It's not (only) the meaning that is important when dealing with the etymology of a word, and yet that seems to be your only issue (if I understood well). The argument of meaning you use here really is not enough to *[edit]*undermine*[/edit]* the well-established etymology of the word 'dom'.

*[Edit*: From Beekes' _Vergelijkende Taalwetenschap"_ (Translated as _Comparative Indo-European linguistics_): "the (PIE) word for house was *do:m (...Old Church Slavonic dom', Gr. domos, Lat. domus)".
BTW, the English word 'timber' is related to the PIE root *demH-, from which *dom is the o-grade.]

Take good care,

Frank


----------



## Seana

Hi Frank, 
Could you have a look on this website about some terms mutated from Latin in Sardinian language.
We can see there :


			
				domu said:
			
		

> quote


----------



## Frank06

Hi Seana,


Seana said:


> Could you have a look on this website about some terms mutated from Latin in Sardinian language. [...] *domu, from the Latin domus, meaning home*:


The phrasing on the website is a bit weird (cf. 'mutating'), but it looks acceptable. 
But I don't really understand what information on a toursitic website about Sardinian has to do with Polish. It is certainly not an argument in favour of the Latin roots of Old Church Slavonic 'domь' and Proto-Slavic *domu-.
If you are referring to the 'home/house' thing, I can only repeat that it is not a valid argument either.
BTW, Lat. _domum_ means both _house_ and _home_.
Could you please explain a bit more what you meant?

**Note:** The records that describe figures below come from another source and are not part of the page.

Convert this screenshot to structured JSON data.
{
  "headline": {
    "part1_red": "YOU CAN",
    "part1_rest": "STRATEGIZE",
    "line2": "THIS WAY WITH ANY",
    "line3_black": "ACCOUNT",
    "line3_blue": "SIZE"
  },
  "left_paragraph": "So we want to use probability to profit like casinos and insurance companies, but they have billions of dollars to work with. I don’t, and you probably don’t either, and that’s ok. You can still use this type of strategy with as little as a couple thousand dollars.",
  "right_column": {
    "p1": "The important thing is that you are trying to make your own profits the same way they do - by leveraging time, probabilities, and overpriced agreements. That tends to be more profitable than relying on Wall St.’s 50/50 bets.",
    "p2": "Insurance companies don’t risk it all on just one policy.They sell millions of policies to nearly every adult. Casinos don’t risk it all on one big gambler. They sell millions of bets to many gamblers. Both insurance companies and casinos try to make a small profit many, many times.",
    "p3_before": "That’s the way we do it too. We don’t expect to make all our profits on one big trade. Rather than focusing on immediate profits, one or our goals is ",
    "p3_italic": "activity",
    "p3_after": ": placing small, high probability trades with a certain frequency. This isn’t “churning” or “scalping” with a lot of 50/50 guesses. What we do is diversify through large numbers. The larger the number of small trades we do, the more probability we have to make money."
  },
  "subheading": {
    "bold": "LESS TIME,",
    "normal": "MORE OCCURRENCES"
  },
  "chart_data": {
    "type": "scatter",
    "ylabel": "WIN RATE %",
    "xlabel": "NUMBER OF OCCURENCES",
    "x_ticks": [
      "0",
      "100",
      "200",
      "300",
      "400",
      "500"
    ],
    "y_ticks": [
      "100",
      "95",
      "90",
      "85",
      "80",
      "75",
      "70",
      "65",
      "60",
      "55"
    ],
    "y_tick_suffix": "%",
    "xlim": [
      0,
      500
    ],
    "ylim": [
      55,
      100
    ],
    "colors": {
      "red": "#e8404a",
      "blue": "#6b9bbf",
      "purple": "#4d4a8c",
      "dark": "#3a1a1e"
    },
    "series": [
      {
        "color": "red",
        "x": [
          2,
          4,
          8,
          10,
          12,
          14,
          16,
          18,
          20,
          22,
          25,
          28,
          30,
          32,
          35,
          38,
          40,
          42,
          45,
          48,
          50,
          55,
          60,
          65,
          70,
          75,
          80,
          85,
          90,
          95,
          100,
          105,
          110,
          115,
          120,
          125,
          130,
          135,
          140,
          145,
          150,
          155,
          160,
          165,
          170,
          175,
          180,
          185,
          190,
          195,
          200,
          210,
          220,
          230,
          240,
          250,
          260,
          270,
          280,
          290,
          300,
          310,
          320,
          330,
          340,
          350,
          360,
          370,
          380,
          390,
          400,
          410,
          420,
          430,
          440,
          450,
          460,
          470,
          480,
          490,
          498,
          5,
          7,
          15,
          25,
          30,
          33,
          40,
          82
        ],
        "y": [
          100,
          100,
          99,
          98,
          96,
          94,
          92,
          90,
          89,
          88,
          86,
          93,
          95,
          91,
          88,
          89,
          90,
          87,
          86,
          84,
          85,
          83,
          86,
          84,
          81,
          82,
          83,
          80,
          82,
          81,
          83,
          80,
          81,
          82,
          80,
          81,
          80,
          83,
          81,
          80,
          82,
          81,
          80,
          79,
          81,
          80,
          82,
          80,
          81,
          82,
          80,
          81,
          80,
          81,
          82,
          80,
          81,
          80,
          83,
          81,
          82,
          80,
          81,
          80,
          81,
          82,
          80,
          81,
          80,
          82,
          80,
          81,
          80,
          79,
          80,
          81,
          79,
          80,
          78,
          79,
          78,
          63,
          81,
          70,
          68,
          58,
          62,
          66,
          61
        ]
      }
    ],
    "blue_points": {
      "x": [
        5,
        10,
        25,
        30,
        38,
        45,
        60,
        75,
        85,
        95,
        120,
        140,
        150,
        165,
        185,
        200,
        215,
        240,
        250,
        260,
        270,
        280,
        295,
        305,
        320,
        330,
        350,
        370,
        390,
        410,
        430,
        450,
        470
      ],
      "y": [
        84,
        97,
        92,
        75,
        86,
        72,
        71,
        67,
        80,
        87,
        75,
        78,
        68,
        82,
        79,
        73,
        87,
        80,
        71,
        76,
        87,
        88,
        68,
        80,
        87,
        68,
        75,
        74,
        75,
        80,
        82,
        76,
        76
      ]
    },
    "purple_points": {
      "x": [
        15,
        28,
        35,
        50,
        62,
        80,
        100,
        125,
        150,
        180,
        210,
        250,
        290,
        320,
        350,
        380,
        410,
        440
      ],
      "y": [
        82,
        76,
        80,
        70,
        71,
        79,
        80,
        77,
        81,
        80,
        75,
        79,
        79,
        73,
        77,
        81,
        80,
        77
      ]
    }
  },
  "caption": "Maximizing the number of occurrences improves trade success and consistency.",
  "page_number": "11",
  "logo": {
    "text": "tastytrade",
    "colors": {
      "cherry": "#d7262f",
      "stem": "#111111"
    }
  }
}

Thanks, and take good care,

Frank


----------



## Seana

Hi Frank,
Remorsefully I must admit I was wrong. 
I agree wirh you. Giving a PIE etymology for Polish dom, rather than a Latin one you are probably/certainly right. 
It is a lingual forum so I wouldn't like to my post could misled somebody.
Although many dictionaries are giving Latin roots of this word I think that influences are previous just from PIE.
 


			
				Frank06 said:
			
		

> BTW, Lat. _domum_ means both _house_ and _home_.Could you please explain a bit more what you meant?


 

I am a civil engineer so the words connected with houses and building are used very often by me in everyday life. But I must say my colleagues and I rarely use word 'dom=home' as describing the building in our professional jargon. It is really a nuance but a dom=home is for me rather something more abstract, just my own place, the family, maybe even homeland, the climate, something like in Polnd is said "Sheltered place of the home bonfire" 

best regards Seana


----------



## mikesz14

http://sjp.pwn.pl/lista.php?co=dom&od=0


----------



## Frank06

Hi,


Seana said:


> Although many dictionaries are giving Latin roots of this word I think that influences are previous just from PIE.


Many dictioanaries? Interesting.
This could shed a new light upon the relation Sl. dom - Lat. domus - PIE *dom-. Maybe I did misinterpret a few things earlier on.
Which dictionaries exactly? And could you give the relevant quotes?

Thanks in advance.

Groetjes,

Frank


----------



## Tantrum

cajzl said:


> Some common words:
> 
> mass - msza - mše (< missa)
> church (building) - kościół - kostel (< castellum)
> altar - ołtarz - oltář (< altarium)
> shirt - koszula - košile (< casula)
> onion - cebola - cibule (< caepa, caepula)



Onion in Polish is "cebula"


----------